I’m running into a persistent issue with DoclingServe v1.15.0 (docker pull ghcr.io/docling-project/docling-serve:v1.15.0) where the API response fails to include image data. Even when I explicitly configure the service with include_images: true and image_export_mode: "embedded", the image field in the pictures array is always returned as null.
I want to clarify that this isn't a client-side conversion or "helper" issue. I’ve seen previous discussions (like Issue #71) suggesting that docling-core should be used to generate images on the fly, but in this case, the raw JSON response from the server is simply empty for that field. Because the server isn't sending the actual image object data, there’s nothing for the client-side libraries to work with.
Environment
- Service: DoclingServe v1.15.0
- Deployment: Official Docker Image
- Architecture: ARM64
- Config:
image_export_mode: "embedded", include_images: true
The Problem
When I send a document to the /v1/convert/source endpoint, the service successfully identifies the document layout and marks the bounding boxes for pictures. However, it fails to populate the image dataclass.
Actual Behavior
The "pictures" section of the raw JSON response looks like this:
"pictures": [
{
"self_ref": "#/pictures/0",
"label": "picture",
"prov": [
{
"page_no": 3,
"bbox": {
"l": 195.3986,
"t": 719.1842,
"r": 416.5754,
"b": 398.1719,
"coord_origin": "BOTTOMLEFT"
}
}
],
"image": null,
"annotations": []
}
]
Expected Behavior
The image field should not be null. It should contain the full image dataclass (including the base64-encoded string and relevant metadata) as per the "embedded" export mode specification.
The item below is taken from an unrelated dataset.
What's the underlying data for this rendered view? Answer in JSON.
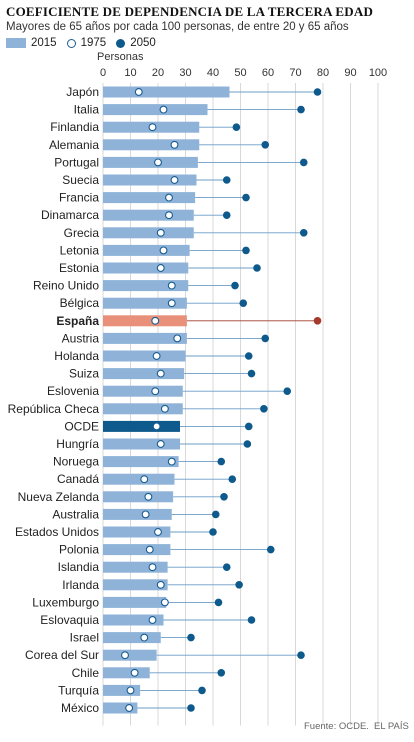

In Issue #71, the suggestion was to use docling-core to create images from the document. I am already using docling-core to handle the conversion (see my document_converter.py logic), but because the server returns a null value for the image property in the raw payload, the resulting DoclingDocument object is also empty. This appears to be a failure in the server's serialization or extraction pipeline rather than a client-side implementation detail.
Reproduction Context
I am using a Python client to call the service. Below is the configuration being sent to the endpoint:
Request Configuration (docling_service.py)
payload = {
"options": {
"to_formats": ["json"],
"include_images": True,
"image_export_mode": 'embedded',
"do_ocr": True,
"do_table_structure": True,
"table_mode": "fast",
},
"sources": [
{
"base64_string": base64_encoded_file,
"filename": filename,
"kind": "file",
}
],
"target": {"kind": "inbody"},
}
Server Logs
The Docker console indicates that the pipeline stages complete successfully, including the layout and assembly:
DEBUG:docling.pipeline.standard_pdf_pipeline:PIPELINE_PROFILING Stage layout: ... duration=2.687s
DEBUG:docling.pipeline.standard_pdf_pipeline:PIPELINE_PROFILING Stage assemble: ... duration=0.000s
INFO:docling.document_converter:Finished converting document 1706.03762v7.pdf in 21.45 sec.
INFO: 192.168.65.1 - "POST /v1/convert/source HTTP/1.1" 200 OK
Questions
- Is the
embedded image export mode currently supported/functional in the ARM64 Docker build for v1.15.0?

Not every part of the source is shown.